Et pour l’instant, si la « décroissance », comme le dit le ministre de la Santé, Olivier Véran, est amorcée en ce qui concerne le nombre de contaminations quotidiennes recensées, ce n’est pas encore le cas - décalage dans l’évolution de cette maladie oblige - pour les entrées en réanimation ou bien les sorties de patients. « Nous sommes encore très loin d’avoir gagné la guerre face au virus », a ajouté Attal, insistant sur la nécessité politique de « ne pas donner le sentiment que la crise est derrière nous ».

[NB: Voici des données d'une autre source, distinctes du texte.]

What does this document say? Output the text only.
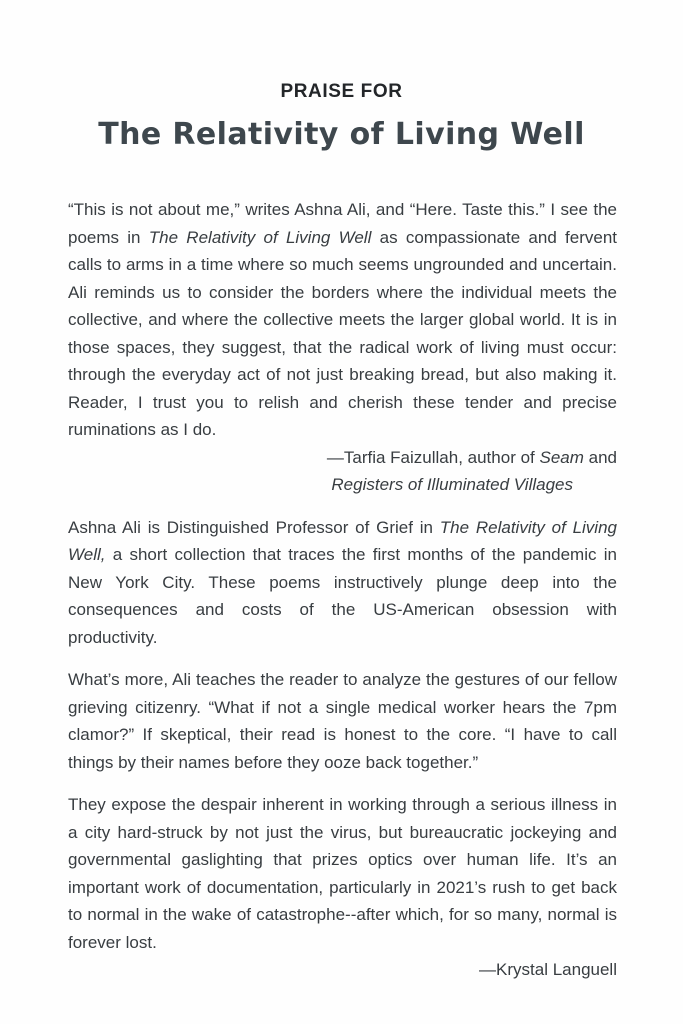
PRAISE FOR
The Relativity of Living Well

“This is not about me,” writes Ashna Ali, and “Here. Taste this.” I see the poems in The Relativity of Living Well as compassionate and fervent calls to arms in a time where so much seems ungrounded and uncertain. Ali reminds us to consider the borders where the individual meets the collective, and where the collective meets the larger global world. It is in those spaces, they suggest, that the radical work of living must occur: through the everyday act of not just breaking bread, but also making it. Reader, I trust you to relish and cherish these tender and precise ruminations as I do.

—Tarfia Faizullah, author of Seam and
Registers of Illuminated Villages

Ashna Ali is Distinguished Professor of Grief in The Relativity of Living Well, a short collection that traces the first months of the pandemic in New York City. These poems instructively plunge deep into the consequences and costs of the US-American obsession with productivity.

What’s more, Ali teaches the reader to analyze the gestures of our fellow grieving citizenry. “What if not a single medical worker hears the 7pm clamor?” If skeptical, their read is honest to the core. “I have to call things by their names before they ooze back together.”

They expose the despair inherent in working through a serious illness in a city hard-struck by not just the virus, but bureaucratic jockeying and governmental gaslighting that prizes optics over human life. It’s an important work of documentation, particularly in 2021’s rush to get back to normal in the wake of catastrophe--after which, for so many, normal is forever lost.

—Krystal Languell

Des commerces rouverts dès le 28-29 novembre ?

Le message vaut donc pour Bruno Le Maire. Depuis plusieurs jours, le ministre de l’Economie pousse pour une réouverture dès le début de semaine prochaine pour les petits commerces dotés d’un « protocole sanitaire renforcé ». Mais ce mercredi au Sénat, il a dû se rendre à l’évidence. Difficile d’envisager un lever des rideaux métalliques avant le 27 novembre, date du Black Friday organisé par les plateformes internet. « Est-ce que vraiment, vendredi prochain, c’est la bonne date pour organiser un Black Friday ? Ma réponse est non », a lancé le ministre, réclamant de la grande distribution et du commerce en ligne qu’ils « examine[nt] toutes les possibilités de décaler cette opération qui n’a pas de sens dans les circonstances actuelles ».

Manière d’avouer, aussi, que Bercy ne croit plus trop à une réouverture rapide. Maigre motif d’espoir, le petit changement sémantique de Castex mardi soir devant les députés. Alors qu’il n’envisageait pas, jusqu’ici de réouverture de ces boutiques dites « non essentielles » avant le 1er décembre, le Premier ministre a parlé d’une autorisation possible « autour » de cette date. Ce qui laisse un espoir à ces commerçants de pouvoir vendre le dernier week-end de novembre et d’en avoir donc quatre avant les fêtes de Noël. Mais Castex ne peut être plus précis : non seulement parce qu’il a trop peu de visibilité sur l’évolution de l’épidémie alors que les températures sont appelées à baisser en fin de semaine, mais aussi parce qu’il a compris le message : les bonnes nouvelles, c’est pour l’Elysée. Pas pour lui.